2. Bellman, R.E. and Dreyfus, S.E. Applied Dynamic Programming. Princeton
University Press, 1962.
3. Bentley, J. "Multidimensional divide-and-conquer." Communications
of the ACM, Vol. 23, No. 4 (April 1980 ), pp. 214-229.
4. Brassard, G. and Bratley, P. Algorithmics: Theory and Practice, Prentice-Hall,
1988.
5. Brassard, G. and Bratley, P. Fundamental of Algorithmics, Prentice-Hall,
1996.
6. Horowitz, E. and Sahni, S. Fundamentals of Computer Algorithms. Computer
Science Press, 1978.
7. Horowitz, E. "Algorithms, design and classification of."
In Encyclopedia of Computer Science, 3-rd edition, Ralston, A. and Reilly,
E.D., Eds. Van Nostrand Reinhold, 1993, pp.33-37.
8. Horowitz, E., Sahni, S., and Rajasekaran, Computer Algorithms. Computer
Science Press, New York, 1996.
9. Knuth, D.E., The Art of Computer Programming, Volume 3: Sorting and
Searching. Addison-Wesley, 1973.
10. Lawler, E.L. et al., Eds. The Traveling Salesman Problem: A Guided
Tour of Combinatorial Optimization. John Wiley & Sons, 1985.

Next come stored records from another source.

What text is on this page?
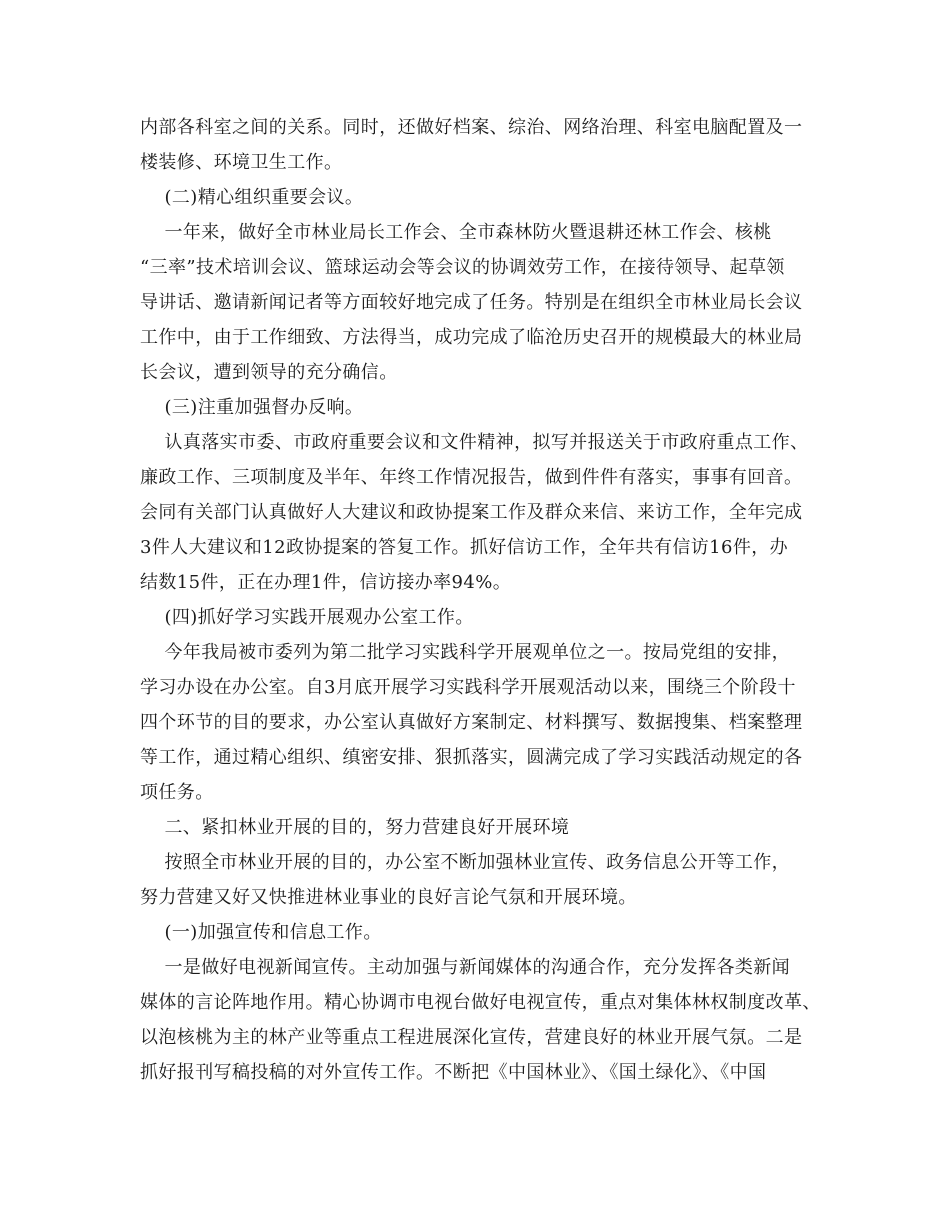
内部各科室之间的关系。同时，还做好档案、综治、网络治理、科室电脑配置及一

楼装修、环境卫生工作。

(二)精心组织重要会议。

一年来，做好全市林业局长工作会、全市森林防火暨退耕还林工作会、核桃

“三率”技术培训会议、篮球运动会等会议的协调效劳工作，在接待领导、起草领

导讲话、邀请新闻记者等方面较好地完成了任务。特别是在组织全市林业局长会议

工作中，由于工作细致、方法得当，成功完成了临沧历史召开的规模最大的林业局

长会议，遭到领导的充分确信。

(三)注重加强督办反响。

认真落实市委、市政府重要会议和文件精神，拟写并报送关于市政府重点工作、

廉政工作、三项制度及半年、年终工作情况报告，做到件件有落实，事事有回音。

会同有关部门认真做好人大建议和政协提案工作及群众来信、来访工作，全年完成

3件人大建议和12政协提案的答复工作。抓好信访工作，全年共有信访16件，办

结数15件，正在办理1件，信访接办率94%。

(四)抓好学习实践开展观办公室工作。

今年我局被市委列为第二批学习实践科学开展观单位之一。按局党组的安排，

学习办设在办公室。自3月底开展学习实践科学开展观活动以来，围绕三个阶段十

四个环节的目的要求，办公室认真做好方案制定、材料撰写、数据搜集、档案整理

等工作，通过精心组织、缜密安排、狠抓落实，圆满完成了学习实践活动规定的各

项任务。

二、紧扣林业开展的目的，努力营建良好开展环境

按照全市林业开展的目的，办公室不断加强林业宣传、政务信息公开等工作，

努力营建又好又快推进林业事业的良好言论气氛和开展环境。

(一)加强宣传和信息工作。

一是做好电视新闻宣传。主动加强与新闻媒体的沟通合作，充分发挥各类新闻

媒体的言论阵地作用。精心协调市电视台做好电视宣传，重点对集体林权制度改革、

以泡核桃为主的林产业等重点工程进展深化宣传，营建良好的林业开展气氛。二是

抓好报刊写稿投稿的对外宣传工作。不断把《中国林业》、《国土绿化》、《中国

11. Manber, U. Introduction to Algorithms: A Creative Approach. Addison-Wesley,
1989.
12. Moret, B.M.E. and Shapiro, H.D. Algorithms from P to NP, Volume
I: Design & Efficiency. Benjamin/Cummings Publishing, 1990.
13. Neapolitan, R.E. and Naimipour, K. Foundations of Algorithms, Jones
and Bartlett Publishers, 1996.
14. Pan, V. "Strassen's algorithm is not optimal." Proceedings
of the 19th Annual IEEE Symposiom on the Foundations of Computer Science,
1978, pp.166-176.
15. Sedgewick, R. Algorithms. Addison-Wesley, 2nd ed., 1988.